September solar policy snapshots

The Navajo Nation’s Kayenta Solar Facility in Arizona.
Credit: NTUA Government & Public Affairs

A guide to recent legislation and research throughout the country.

New Illinois laws ensure solar benefits farmers
Springfield, Illinois

The Illinois solar industry collaborated with the state’s farm bureau, local authorities and others to help shape the two new laws that set standards for tax assessment value and construction of solar farms on agricultural land. The goal of the legislation was to ensure farmers and rural communities can reap the benefits of solar power.

Former coal lobbyist now in charge of EPA
Washington, D.C.

Andrew Wheeler took over as administrator of the EPA after Scott Pruitt stepped down from his post in July, citing “unrelenting attacks” on him and his family. Wheeler is a former lobbyist for one of the nation’s largest coal companies, Murray Energy.

Bipartisan U.S. representatives want more government renewables
Washington, D.C.

Two representatives in Congress introduced legislation that would allow the General Services Administration, the independent agency that supports basic functions of the federal government, to enter into 30-year renewable energy PPAs. Currently, only the U.S. military can enter into PPAs for longer than 10 years.

Pennsylvania wants to get in on community solar
Harrisburg, Pennsylvania

Members of the Pennsylvania House of Representatives issued a co-sponsored bi-partisan memorandum to introduce community solar legislation “in the near future.” The future bill would remove policy barriers and allow Pennsylvanians to participate in community solar if they so choose.

Massachusetts law rejects extra solar fees
Boston, Massachusetts

A long-debated omnibus energy bill in Massachusetts was finally signed by the governor in August. The six-part “An Act to Advance Clean Energy” eliminates the utility Eversource’s plan to impose fees on consumers who go solar. The bill also raises the state’s renewable energy goal, but many solar supporters were disappointed the final version did not also raise the state’s net metering caps.

Workshop helps Navajo Nation members develop more solar
Nenanhezad, New Mexico

Experts from Arizona State University and Northern Arizona University held a Utility-Scale Renewable Energy Workshop for Navajo Nation members, funded by a grant from the U.S. Department of Commerce Economic Development Authority, in July. The goal of the workshop was to help the Nation sell electricity to markets trying to grow their renewable portfolios.

Duke Energy solar rebates quickly run dry
Columbia, South Carolina

Solar is in high demand in South Carolina, but some residents may have to wait for theirs until next year. Duke Energy reached its $9 million rebate cap just two weeks after it started taking rebate applications. The rebate program continues for the next four years.

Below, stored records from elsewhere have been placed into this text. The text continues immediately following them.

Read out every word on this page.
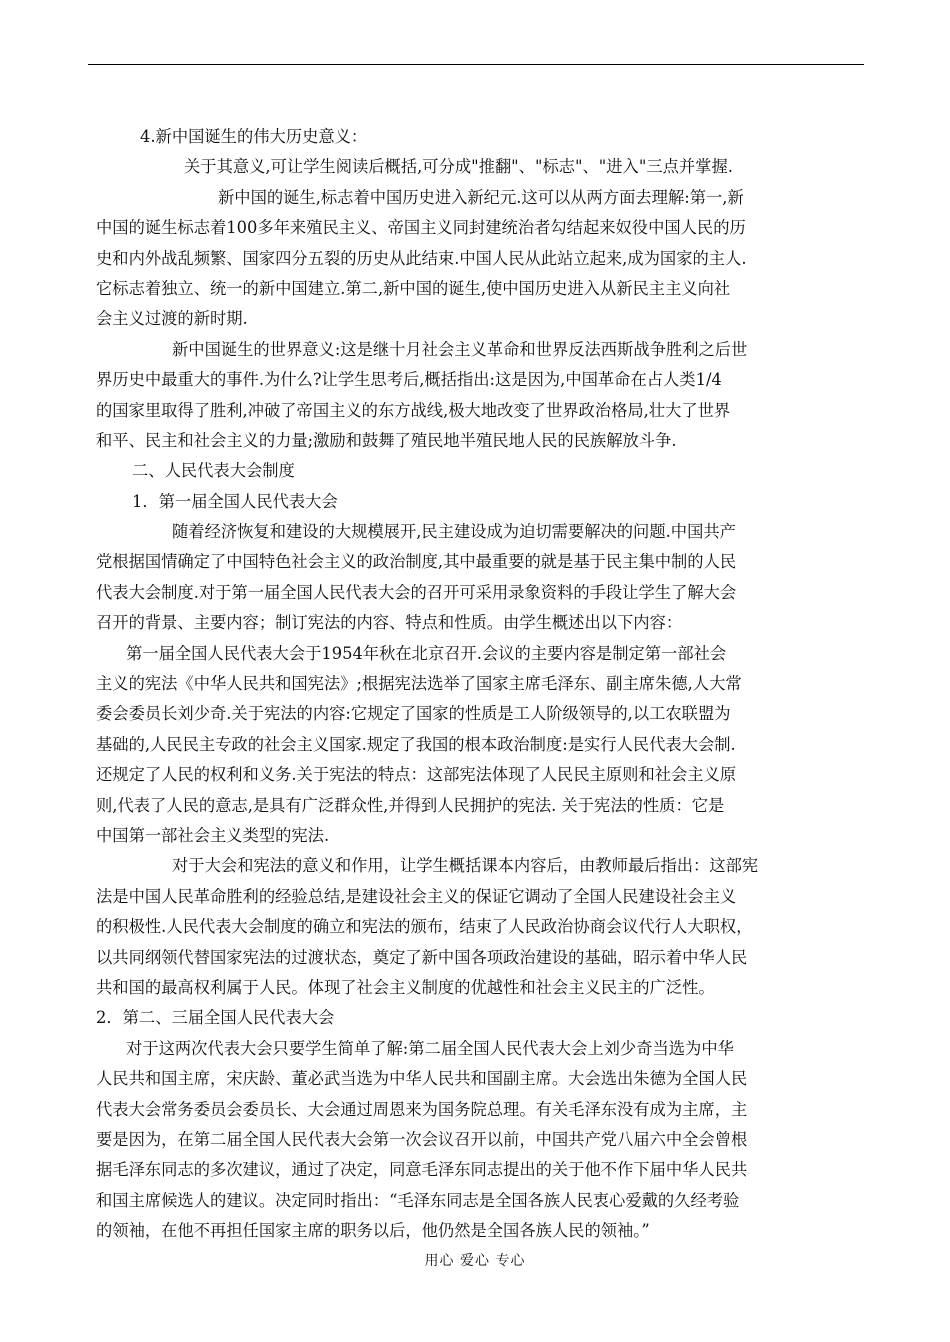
4.新中国诞生的伟大历史意义：
关于其意义,可让学生阅读后概括,可分成"推翻"、"标志"、"进入"三点并掌握.
新中国的诞生,标志着中国历史进入新纪元.这可以从两方面去理解:第一,新
中国的诞生标志着100多年来殖民主义、帝国主义同封建统治者勾结起来奴役中国人民的历
史和内外战乱频繁、国家四分五裂的历史从此结束.中国人民从此站立起来,成为国家的主人.
它标志着独立、统一的新中国建立.第二,新中国的诞生,使中国历史进入从新民主主义向社
会主义过渡的新时期.
新中国诞生的世界意义:这是继十月社会主义革命和世界反法西斯战争胜利之后世
界历史中最重大的事件.为什么?让学生思考后,概括指出:这是因为,中国革命在占人类1/4
的国家里取得了胜利,冲破了帝国主义的东方战线,极大地改变了世界政治格局,壮大了世界
和平、民主和社会主义的力量;激励和鼓舞了殖民地半殖民地人民的民族解放斗争.
二、人民代表大会制度
1．第一届全国人民代表大会
随着经济恢复和建设的大规模展开,民主建设成为迫切需要解决的问题.中国共产
党根据国情确定了中国特色社会主义的政治制度,其中最重要的就是基于民主集中制的人民
代表大会制度.对于第一届全国人民代表大会的召开可采用录象资料的手段让学生了解大会
召开的背景、主要内容；制订宪法的内容、特点和性质。由学生概述出以下内容：
第一届全国人民代表大会于1954年秋在北京召开.会议的主要内容是制定第一部社会
主义的宪法《中华人民共和国宪法》;根据宪法选举了国家主席毛泽东、副主席朱德,人大常
委会委员长刘少奇.关于宪法的内容:它规定了国家的性质是工人阶级领导的,以工农联盟为
基础的,人民民主专政的社会主义国家.规定了我国的根本政治制度:是实行人民代表大会制.
还规定了人民的权利和义务.关于宪法的特点：这部宪法体现了人民民主原则和社会主义原
则,代表了人民的意志,是具有广泛群众性,并得到人民拥护的宪法. 关于宪法的性质：它是
中国第一部社会主义类型的宪法.
对于大会和宪法的意义和作用，让学生概括课本内容后，由教师最后指出：这部宪
法是中国人民革命胜利的经验总结,是建设社会主义的保证它调动了全国人民建设社会主义
的积极性.人民代表大会制度的确立和宪法的颁布，结束了人民政治协商会议代行人大职权，
以共同纲领代替国家宪法的过渡状态，奠定了新中国各项政治建设的基础，昭示着中华人民
共和国的最高权利属于人民。体现了社会主义制度的优越性和社会主义民主的广泛性。
2．第二、三届全国人民代表大会
对于这两次代表大会只要学生简单了解:第二届全国人民代表大会上刘少奇当选为中华
人民共和国主席，宋庆龄、董必武当选为中华人民共和国副主席。大会选出朱德为全国人民
代表大会常务委员会委员长、大会通过周恩来为国务院总理。有关毛泽东没有成为主席，主
要是因为，在第二届全国人民代表大会第一次会议召开以前，中国共产党八届六中全会曾根
据毛泽东同志的多次建议，通过了决定，同意毛泽东同志提出的关于他不作下届中华人民共
和国主席候选人的建议。决定同时指出：“毛泽东同志是全国各族人民衷心爱戴的久经考验
的领袖，在他不再担任国家主席的职务以后，他仍然是全国各族人民的领袖。”
用心 爱心 专心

New Jersey bringing community solar to underserved populations
Trenton, New Jersey

A new community solar program in New Jersey aims to bring the option to low and moderate income populations that have been previously left out of the benefits of going solar. The Board of Public Utility is required to adopt a regulatory framework for the new community solar program by early 2019.

Maryland launches community solar pilot program
Annapolis, Maryland

The Maryland General Assembly authorized around 200 MW of community solar projects for the state over three years. However, a critical mass must commit to buying solar from six potential projects in order for the installations to begin. State rules require the customer pool to include low- and moderate-income residents.

Chinese inverter tariffs coming
Washington, D.C.

Trump asked U.S. Trade Representative Robert Lighthizer to impose tariffs of first 10%, but now 25% on a new round of Chinese imports that includes inverters. Lighthizer’s office should make a final determination on whether to impose the new tariffs sometime this month.